Die Männer in „Antonias Welt“ sind in gewisser Weise plump und tölpelhaft, nur Außenseiter wie der dem Zölibat abschwörende katholische Priester, der Dorftrottel und der pessimistische Stubenphilosoph verdienen Sympathie. Frauen hingegen scheinen die Erlösung zu sein – es wird einmal sogar von der Kanzel gepredigt.

Oh nein, das stimmt nicht! Die Bibel wird zitiert – eine literarische Quelle, die ironisch benutzt wird, nichts weiter. Ich persönlich glaube nicht, daß Frauen die Erlösung sind.

Sie bezeichnen sich selbst als Feministin, wollen aber mit dem Feminismus als Bewegung nichts zu tun haben. Warum nicht?
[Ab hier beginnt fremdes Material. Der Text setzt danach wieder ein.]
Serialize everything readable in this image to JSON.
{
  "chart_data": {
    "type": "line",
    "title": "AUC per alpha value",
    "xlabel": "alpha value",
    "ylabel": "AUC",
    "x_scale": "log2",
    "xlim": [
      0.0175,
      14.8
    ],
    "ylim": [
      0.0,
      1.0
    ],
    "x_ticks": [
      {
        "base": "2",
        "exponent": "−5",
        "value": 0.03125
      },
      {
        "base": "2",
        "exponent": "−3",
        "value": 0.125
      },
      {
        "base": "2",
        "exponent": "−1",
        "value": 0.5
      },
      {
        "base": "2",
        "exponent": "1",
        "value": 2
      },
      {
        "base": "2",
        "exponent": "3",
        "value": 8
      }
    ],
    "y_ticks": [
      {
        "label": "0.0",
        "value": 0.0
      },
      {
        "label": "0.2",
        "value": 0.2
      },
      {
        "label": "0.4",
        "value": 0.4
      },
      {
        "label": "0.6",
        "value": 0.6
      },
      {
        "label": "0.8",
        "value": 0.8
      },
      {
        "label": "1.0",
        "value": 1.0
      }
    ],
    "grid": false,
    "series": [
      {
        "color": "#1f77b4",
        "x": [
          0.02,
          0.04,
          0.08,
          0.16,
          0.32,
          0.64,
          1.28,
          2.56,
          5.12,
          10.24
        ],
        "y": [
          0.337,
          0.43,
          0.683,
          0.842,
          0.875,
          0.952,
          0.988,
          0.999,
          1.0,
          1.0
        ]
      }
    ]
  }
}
Ich lese überhaupt keine feministischen Autorinnen wie Faludi, Paglia, Steinem oder wie die alle heißen. Schließlich habe ich andere Dinge zu tun – ich mache Filme. Ich denke nicht ständig über Frauenfragen nach oder debattiere darüber. Daß ich Feministin bin, fließt – nun ja – irgendwie automatisch in meine Arbeit ein: Es ist einfach da. Am Feminismus bin ich nicht besonders interessiert, ja, ich bin nicht einmal daran interessiert, über Feminismus zu sprechen. Es ärgert mich einfach, wenn Gedanken generalisiert – und vereinfacht werden. Ich bin nie Teil einer bestimmten Bewegung gewesen, denn es gibt keine „Bewegungen“ in dem Sinne, gab es nie. Feminismus ist für mich ein Lebensstil, eine gegebene Sache. Ich bin ein Regisseur, der zufällig auch eine Frau ist.

Interview: Anke Westphal

„Antonias Welt“. Regie: Marleen Gorris. Kamera: Willy Stassen. Mit Willeke van Ammelroy, Els Dottermans, u.a., Niederlande/Belgien/England 1995, 100 Min.